Humanitaire aspecten en wederopbouw

Humanitaire situatie

In geheel Irak blijft veiligheid een belangrijk punt van zorg. Recent heeft het International Committee of the Red Cross (ICRC) een tweede medewerker in Irak verloren. Het ICRC heeft na het incident al zijn operaties tijdelijk stop gezet. Eerder dit jaar werd een ICRC-medewerker in Bagdad dodelijk getroffen in een vuurgevecht tussen Iraakse soldaten en coalitietroepen. Daarnaast vond recent een medewerker van de International Organisation for Migration (IOM) de dood. Zeker nu humanitaire werkers ook zelf doelwit worden in een reeks van incidenten zal de VN net als het ICRC nagaan of het aantal humanitaire medewerkers niet omlaag kan. Voor een afgerond oordeel over de oorzaak van deze gebeurtenissen achten de humanitaire organisaties het nog te vroeg.

Naast veiligheid zijn de basis publieke voorzieningen zoals toevoer van water en elektriciteit, de inzameling van afval en het gezondheidssysteem nog steeds deels buiten gebruik of in slechte staat. Dit maakt de bevolking kwetsbaar. Tijdens de presentatie van het herziene humanitaire appeal op 23 juni jl. werd door de VN naar voren gebracht dat de belangrijkste humanitaire noden in Irak grotendeels het gevolg zijn van een combinatie van vooroorlogse kwesties (onder meer sancties, slecht beheer van opbrengsten van de fossiele brandstoffen) en de plunderingen en anarchie die ontstonden na het gewapend ingrijpen door de coalitie. De periode van het gewapende ingrijpen zelf heeft minder dan verwacht een negatieve weerslag gehad op de humanitaire situatie.
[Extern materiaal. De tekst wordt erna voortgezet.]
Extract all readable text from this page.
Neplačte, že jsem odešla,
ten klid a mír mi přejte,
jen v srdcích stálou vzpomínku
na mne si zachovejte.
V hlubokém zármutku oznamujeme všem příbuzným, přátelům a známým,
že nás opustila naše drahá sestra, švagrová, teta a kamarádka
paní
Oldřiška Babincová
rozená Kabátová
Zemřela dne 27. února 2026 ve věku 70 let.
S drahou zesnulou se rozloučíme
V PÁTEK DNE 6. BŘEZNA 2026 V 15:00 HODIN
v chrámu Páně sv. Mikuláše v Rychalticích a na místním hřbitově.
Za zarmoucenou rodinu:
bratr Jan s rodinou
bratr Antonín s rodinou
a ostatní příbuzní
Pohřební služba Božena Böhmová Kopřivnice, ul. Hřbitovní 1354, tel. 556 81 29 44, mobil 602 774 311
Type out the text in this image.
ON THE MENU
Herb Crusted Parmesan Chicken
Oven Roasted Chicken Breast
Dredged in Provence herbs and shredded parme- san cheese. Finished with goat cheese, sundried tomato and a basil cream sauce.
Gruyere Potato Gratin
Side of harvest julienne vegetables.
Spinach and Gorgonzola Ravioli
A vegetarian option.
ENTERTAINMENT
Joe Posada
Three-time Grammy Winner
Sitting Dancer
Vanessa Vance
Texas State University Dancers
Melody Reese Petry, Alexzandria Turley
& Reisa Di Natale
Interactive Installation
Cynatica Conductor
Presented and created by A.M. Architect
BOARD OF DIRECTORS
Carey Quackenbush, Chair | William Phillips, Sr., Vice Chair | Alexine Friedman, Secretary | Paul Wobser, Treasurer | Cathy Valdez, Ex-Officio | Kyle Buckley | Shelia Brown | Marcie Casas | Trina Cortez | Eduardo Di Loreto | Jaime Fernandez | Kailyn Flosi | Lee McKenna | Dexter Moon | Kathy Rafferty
De VN rekenen op het uitfaseren van de humanitaire hulpverlening aan het einde van 2003. Voor een succesvolle transitie van humanitaire hulp naar wederopbouw moet echter worden geïnvesteerd in de opbouw van de capaciteit van de IGC en de lokale interim autoriteiten. Ondanks het feit dat 90 procent van het nieuwe appeal (was USD 2, 2 miljard) is gefinancierd zijn de laatste tien procent van zeer groot belang. Het tekort bedraagt USD 258 miljoen. Dit is een derde van het totale non-food deel van het appeal. Noden liggen met name op gebied van basisgezondheidszorg, water, sanitatie, onderwijs, ontmijning, herstel van belangrijke infrastructuur en humanitaire coördinatie. Het voedselgedeelte van het appeal is reeds geheel gefinancierd door giften en door vrijgekomen fondsen uit het Olie-voor-Voedsel programma. In de leverantie van het benodigde voedsel is voorzien tot eind oktober, waarna de VN ervan uitgaan dat de CPA en het Development Fund for Iraq (DFI) de financiering zullen overnemen.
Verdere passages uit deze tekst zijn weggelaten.